Teach Bees to Golf? Beehold! The Power of the BackChain
Teaching Honey Bees to Play Golf
Backchaining is a learning technique that starts at the finish of the behavior and works back. Tons of value is put on the finish of the behavior, making the finish of the behavior VERY likely to happen and a desired state. You can't stop the bee from putting that ball in the hole.
Back Chaining Is Like Gravity
I've long thought of backchaining like gravity. Backchained behaviors are like a black hole. Everything leads to that finish of the behavior. Behavior chains are descending spirals or straight drops into the finish of the behavior. Just add value to the finish, set up the situation, and let go; the behavior happens. It's like magic.
The Bee gets taught to like the ball in the hole by having the ball put in the hole by the administrator. This is the finish of the behavior; bee did nothing.

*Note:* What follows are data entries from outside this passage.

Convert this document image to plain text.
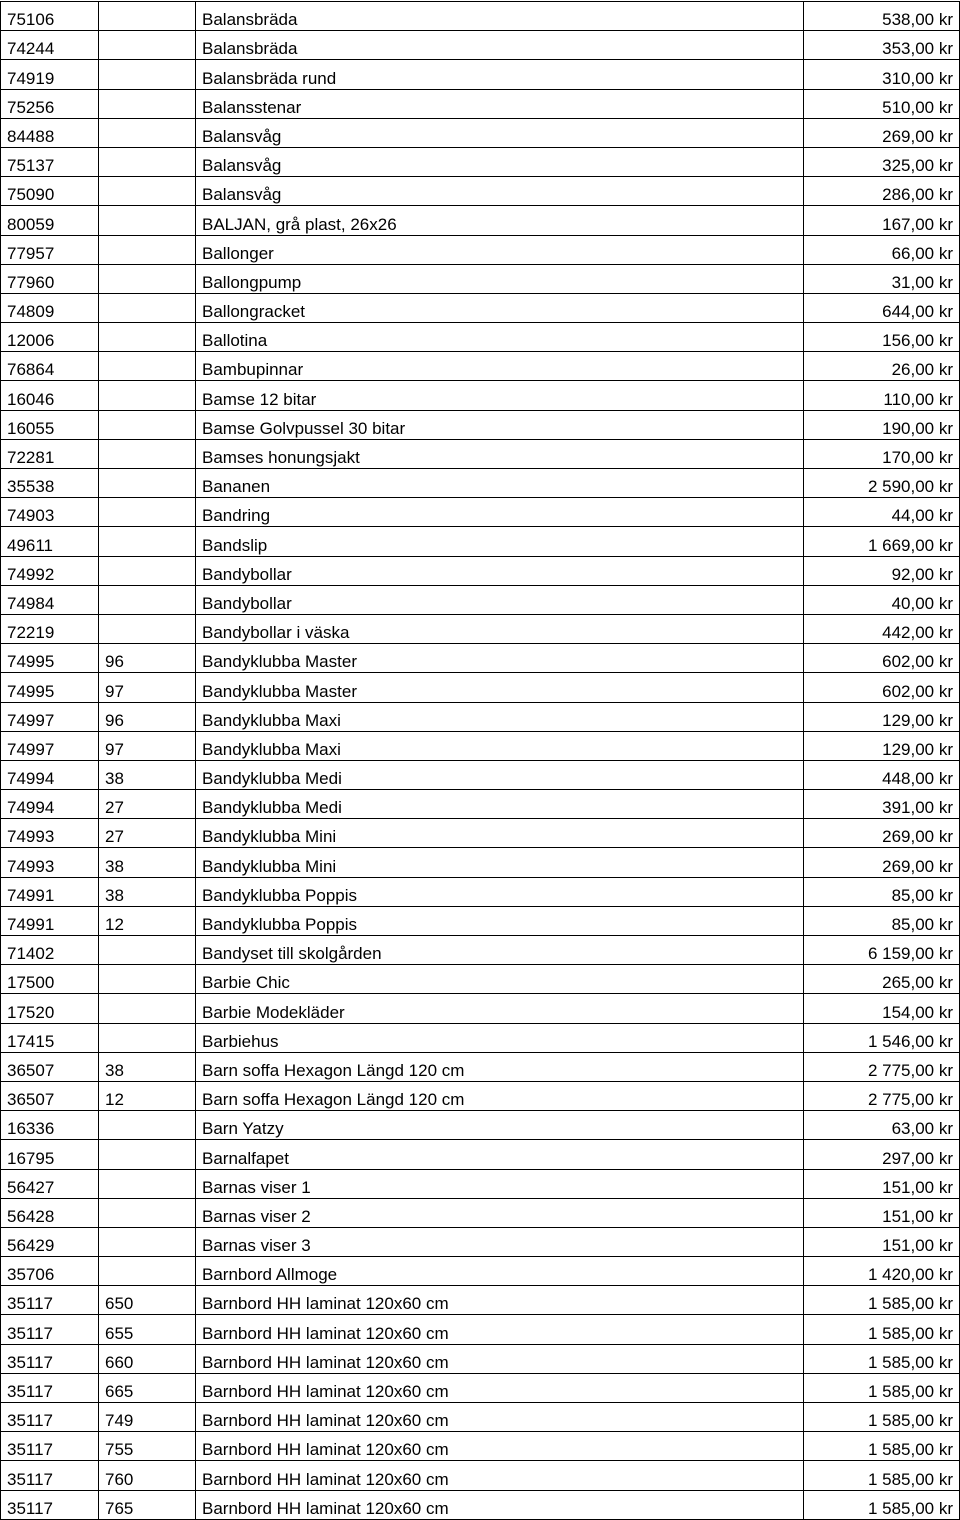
75106		Balansbräda	538,00 kr
74244		Balansbräda	353,00 kr
74919		Balansbräda rund	310,00 kr
75256		Balansstenar	510,00 kr
84488		Balansvåg	269,00 kr
75137		Balansvåg	325,00 kr
75090		Balansvåg	286,00 kr
80059		BALJAN, grå plast, 26x26	167,00 kr
77957		Ballonger	66,00 kr
77960		Ballongpump	31,00 kr
74809		Ballongracket	644,00 kr
12006		Ballotina	156,00 kr
76864		Bambupinnar	26,00 kr
16046		Bamse 12 bitar	110,00 kr
16055		Bamse Golvpussel 30 bitar	190,00 kr
72281		Bamses honungsjakt	170,00 kr
35538		Bananen	2 590,00 kr
74903		Bandring	44,00 kr
49611		Bandslip	1 669,00 kr
74992		Bandybollar	92,00 kr
74984		Bandybollar	40,00 kr
72219		Bandybollar i väska	442,00 kr
74995	96	Bandyklubba Master	602,00 kr
74995	97	Bandyklubba Master	602,00 kr
74997	96	Bandyklubba Maxi	129,00 kr
74997	97	Bandyklubba Maxi	129,00 kr
74994	38	Bandyklubba Medi	448,00 kr
74994	27	Bandyklubba Medi	391,00 kr
74993	27	Bandyklubba Mini	269,00 kr
74993	38	Bandyklubba Mini	269,00 kr
74991	38	Bandyklubba Poppis	85,00 kr
74991	12	Bandyklubba Poppis	85,00 kr
71402		Bandyset till skolgården	6 159,00 kr
17500		Barbie Chic	265,00 kr
17520		Barbie Modekläder	154,00 kr
17415		Barbiehus	1 546,00 kr
36507	38	Barn soffa Hexagon Längd 120 cm	2 775,00 kr
36507	12	Barn soffa Hexagon Längd 120 cm	2 775,00 kr
16336		Barn Yatzy	63,00 kr
16795		Barnalfapet	297,00 kr
56427		Barnas viser 1	151,00 kr
56428		Barnas viser 2	151,00 kr
56429		Barnas viser 3	151,00 kr
35706		Barnbord Allmoge	1 420,00 kr
35117	650	Barnbord HH laminat 120x60 cm	1 585,00 kr
35117	655	Barnbord HH laminat 120x60 cm	1 585,00 kr
35117	660	Barnbord HH laminat 120x60 cm	1 585,00 kr
35117	665	Barnbord HH laminat 120x60 cm	1 585,00 kr
35117	749	Barnbord HH laminat 120x60 cm	1 585,00 kr
35117	755	Barnbord HH laminat 120x60 cm	1 585,00 kr
35117	760	Barnbord HH laminat 120x60 cm	1 585,00 kr
35117	765	Barnbord HH laminat 120x60 cm	1 585,00 kr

Pretty soon the bee wants the ball to be in the hole because it means food. Bee pushes it slightly into the hole. Game on! Pretty soon you've got offense beating defense and strategy.
Come at me Bro.
Front Chaining Defies Gravity
Front Chaining is like a staircase. Each piece of behavior is built upon the last. To front chain this skill one would have to teach the bee to acknowledge the ball, approach the ball, touch the ball, nudge the ball.

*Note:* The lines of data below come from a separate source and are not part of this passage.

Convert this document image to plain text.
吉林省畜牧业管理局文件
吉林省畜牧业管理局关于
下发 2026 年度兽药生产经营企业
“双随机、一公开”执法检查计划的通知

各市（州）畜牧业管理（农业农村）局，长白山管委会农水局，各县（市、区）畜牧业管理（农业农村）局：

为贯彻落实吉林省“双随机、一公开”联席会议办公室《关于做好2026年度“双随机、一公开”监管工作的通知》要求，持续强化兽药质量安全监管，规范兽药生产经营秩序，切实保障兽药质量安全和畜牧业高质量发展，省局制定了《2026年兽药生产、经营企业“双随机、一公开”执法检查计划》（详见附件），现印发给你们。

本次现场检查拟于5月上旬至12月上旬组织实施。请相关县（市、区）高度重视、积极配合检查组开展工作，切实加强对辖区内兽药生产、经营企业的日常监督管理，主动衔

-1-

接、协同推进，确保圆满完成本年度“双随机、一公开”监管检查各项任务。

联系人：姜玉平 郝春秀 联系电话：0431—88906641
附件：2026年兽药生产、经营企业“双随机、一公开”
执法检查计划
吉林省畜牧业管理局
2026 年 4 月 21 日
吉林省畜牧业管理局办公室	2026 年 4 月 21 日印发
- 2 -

Of course the bee would have to know how to target something or target the hole. Then you'd have to teach the bee to target the hole with the ball... It's not going to happen.

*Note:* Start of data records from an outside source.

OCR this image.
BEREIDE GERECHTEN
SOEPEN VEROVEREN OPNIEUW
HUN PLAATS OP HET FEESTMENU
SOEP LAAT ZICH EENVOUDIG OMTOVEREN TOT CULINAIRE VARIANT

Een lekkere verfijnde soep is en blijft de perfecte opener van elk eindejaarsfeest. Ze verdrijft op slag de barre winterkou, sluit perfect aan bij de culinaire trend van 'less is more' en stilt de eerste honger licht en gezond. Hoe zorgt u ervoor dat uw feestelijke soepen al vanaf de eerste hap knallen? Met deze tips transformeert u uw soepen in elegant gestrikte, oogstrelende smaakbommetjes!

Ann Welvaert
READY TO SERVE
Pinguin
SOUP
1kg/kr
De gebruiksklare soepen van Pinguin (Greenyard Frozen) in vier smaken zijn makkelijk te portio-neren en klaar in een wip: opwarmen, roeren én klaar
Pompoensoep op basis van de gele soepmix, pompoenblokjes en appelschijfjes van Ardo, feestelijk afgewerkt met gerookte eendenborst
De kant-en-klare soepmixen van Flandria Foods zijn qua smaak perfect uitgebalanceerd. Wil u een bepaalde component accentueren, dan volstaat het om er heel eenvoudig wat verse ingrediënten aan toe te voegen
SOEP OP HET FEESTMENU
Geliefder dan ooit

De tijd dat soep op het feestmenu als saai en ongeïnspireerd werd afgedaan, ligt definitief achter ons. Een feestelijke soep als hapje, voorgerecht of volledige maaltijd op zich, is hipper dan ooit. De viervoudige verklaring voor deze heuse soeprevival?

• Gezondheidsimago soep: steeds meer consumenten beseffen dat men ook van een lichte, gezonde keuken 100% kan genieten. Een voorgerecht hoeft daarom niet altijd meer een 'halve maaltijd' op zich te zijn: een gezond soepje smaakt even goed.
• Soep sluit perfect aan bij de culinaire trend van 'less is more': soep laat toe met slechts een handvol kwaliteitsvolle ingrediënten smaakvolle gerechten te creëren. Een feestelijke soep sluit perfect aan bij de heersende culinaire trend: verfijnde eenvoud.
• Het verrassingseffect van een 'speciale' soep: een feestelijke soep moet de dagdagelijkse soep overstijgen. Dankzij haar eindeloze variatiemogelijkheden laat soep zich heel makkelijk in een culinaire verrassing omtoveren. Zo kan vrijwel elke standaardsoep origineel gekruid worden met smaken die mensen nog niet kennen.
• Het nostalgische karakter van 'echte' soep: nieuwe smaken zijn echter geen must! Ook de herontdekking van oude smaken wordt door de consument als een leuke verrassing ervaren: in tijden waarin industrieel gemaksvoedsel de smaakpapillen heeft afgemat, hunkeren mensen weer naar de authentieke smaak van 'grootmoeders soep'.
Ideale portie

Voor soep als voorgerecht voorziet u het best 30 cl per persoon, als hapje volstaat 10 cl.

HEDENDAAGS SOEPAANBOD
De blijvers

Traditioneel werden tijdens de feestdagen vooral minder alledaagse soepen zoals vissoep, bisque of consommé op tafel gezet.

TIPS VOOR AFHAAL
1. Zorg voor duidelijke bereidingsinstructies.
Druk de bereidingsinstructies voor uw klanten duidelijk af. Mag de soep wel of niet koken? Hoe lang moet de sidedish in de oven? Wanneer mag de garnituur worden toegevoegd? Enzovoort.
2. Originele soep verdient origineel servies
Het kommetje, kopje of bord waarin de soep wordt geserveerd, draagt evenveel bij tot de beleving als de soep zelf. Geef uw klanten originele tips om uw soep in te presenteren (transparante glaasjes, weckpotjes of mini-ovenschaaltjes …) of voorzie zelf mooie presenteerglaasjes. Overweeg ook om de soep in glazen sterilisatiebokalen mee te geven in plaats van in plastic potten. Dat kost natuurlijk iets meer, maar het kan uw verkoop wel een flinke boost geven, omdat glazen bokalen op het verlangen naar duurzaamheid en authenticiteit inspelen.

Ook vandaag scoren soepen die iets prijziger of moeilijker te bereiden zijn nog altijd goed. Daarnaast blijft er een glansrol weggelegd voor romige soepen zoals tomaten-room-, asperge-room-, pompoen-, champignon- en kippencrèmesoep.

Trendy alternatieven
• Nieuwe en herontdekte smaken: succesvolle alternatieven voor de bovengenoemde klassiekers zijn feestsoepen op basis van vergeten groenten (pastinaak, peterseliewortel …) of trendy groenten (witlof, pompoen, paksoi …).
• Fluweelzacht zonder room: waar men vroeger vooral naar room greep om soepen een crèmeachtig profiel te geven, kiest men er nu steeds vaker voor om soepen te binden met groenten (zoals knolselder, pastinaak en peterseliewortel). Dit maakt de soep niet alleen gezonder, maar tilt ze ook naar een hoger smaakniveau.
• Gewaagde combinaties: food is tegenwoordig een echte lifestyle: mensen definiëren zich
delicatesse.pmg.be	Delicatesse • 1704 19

Each behavioral link of a front chain has to be strong for it to work. Otherwise you are working on a rickety staircase.
The Elegant Back Chain
The handler pushing the ball into the hole at the beginning was the set up of the backchain. Let that ball be pushed there and have the ball being in that spot be the predictor of cookies. Pretty soon, as I said above, the bee wants it in there. So it pushes.
I did this with my first dog, Kimo, an amazing disc dog, a pretty guy too. He had food aggression problems and I failed to solve them. So he lived out of a treatbag, working for his food, cookies fed from the hand and to the ground for 2 or 3 years. I got pretty good at operant conditioning, and Kimo had some pretty stellar skills.
I taught him to put his toys away with this technique. Take him over to the basket, drop a toy in, pay dog. Do that with several toys and wait. The dog will get a toy. Interrupt or prompt a drop, marking and paying, and the toy will fall into the basket. Repeat. It's a done deal.
I then transferred this to other things like garbage, shoes and dishes. Nothing like a border collie wanting to tidy up...
My second dog, Leilani learned this skill through mimicry, as the new bee did in this video.
Nature Is Intelligent
To me this video speaks to how common the behavioral toolset is across the plant and animal kingdom. I mean, this is just bonkers that Bees can learn to do this, right? And to do it the same way as dogs, cats, birds, and people is even more bonkers.
Makes me wonder if things could go the other way. Maybe we're capable of some of that collective intelligence shit that bees have. Man, that'd be amazing to discover something like that; we could really use something like that right about now.
I hope we start to realize and accept the intelligence of nature. It certainly is screaming things at us right now and we don't seem to understand what she is trying to tell us and seem to prefer not to think she thinks or speaks at all.